Teaching robots to use their hands: announcing our investment in Generalist!
We've watched the same story play out across AI for the past several years: a technology improves gradually, then crosses a threshold where it goes from "interesting demo" to something people actually rely on. LLMs did it, image generation did it, and then agentic code generation did it. In each case, the underlying progress was continuous (more data, more compute, steady capability gains) but adoption wasn't. Adoption happened in a step function once the technology got reliable enough to trust.
We think dexterous robotic manipulation is next, and Generalist is the company we're betting on to get there. We're excited to announce our participation in their Series B!
Pete Florence, Andrew Barry, and Andy Zeng are among the most credible founders in robotics. Pete and Andy spent years at Google Brain and DeepMind, where they co-authored PaLM-E, widely considered the first vision-language-action model. The fact that they helped create the dominant paradigm in the field and then chose to build something architecturally different tells you their conviction is informed. Every researcher and roboticist we spoke with said some version of the same thing: these are among the best robotics researchers and practitioners in the world.

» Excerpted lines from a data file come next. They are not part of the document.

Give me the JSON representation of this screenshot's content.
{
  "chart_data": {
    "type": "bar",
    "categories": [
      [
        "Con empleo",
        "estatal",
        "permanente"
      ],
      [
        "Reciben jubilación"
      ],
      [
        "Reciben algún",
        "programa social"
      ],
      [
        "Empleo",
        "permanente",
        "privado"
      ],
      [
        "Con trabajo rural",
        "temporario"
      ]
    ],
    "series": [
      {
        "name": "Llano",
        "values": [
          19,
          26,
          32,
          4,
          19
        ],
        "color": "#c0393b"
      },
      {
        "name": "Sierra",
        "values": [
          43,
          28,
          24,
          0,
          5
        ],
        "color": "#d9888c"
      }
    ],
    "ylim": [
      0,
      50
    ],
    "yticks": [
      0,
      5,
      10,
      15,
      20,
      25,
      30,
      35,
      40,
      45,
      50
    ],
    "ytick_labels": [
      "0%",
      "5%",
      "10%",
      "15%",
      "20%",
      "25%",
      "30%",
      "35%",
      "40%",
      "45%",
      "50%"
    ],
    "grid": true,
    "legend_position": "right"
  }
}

What gives us confidence in the trajectory is how Generalist collects data and trains their models. Rather than learning from internet video, which captures what manipulation looks like but not what it feels like, Generalist trains on data from humans physically performing tasks while wearing motion capture devices. That data contains the things that actually matter for reliable execution: contact trajectories, force patterns, how objects deform and slip and resist. It's harder to collect than scraping video from the web, but the researchers we spoke with during diligence were consistent in their view that it produces better models for real-world commercial tasks.
And every commercial deployment generates failure cases, recovery paths, and edge-case data that flows back into training. Competitors working primarily from research labs can't easily replicate that feedback loop. If the scaling curve holds, and early results suggest it does, Generalist's lead compounds with every deployment.
Generalist is already deployed with early partners across automated storage, lab automation, and contract manufacturing, with a pipeline spanning automotive, electronics, semiconductor equipment, and more. The market they're going after is the large set of tasks where manipulation is too variable for traditional automation, labor is expensive or scarce, and a robot arm can drop into an existing workstation without requiring a factory redesign. As cobot hardware costs continue to fall, the economics get better every year.
We think Generalist is at the beginning of something important. The technology is improving on a curve we recognize, the team is world-class, and their deployments are already generating the data that makes the next generation of models better.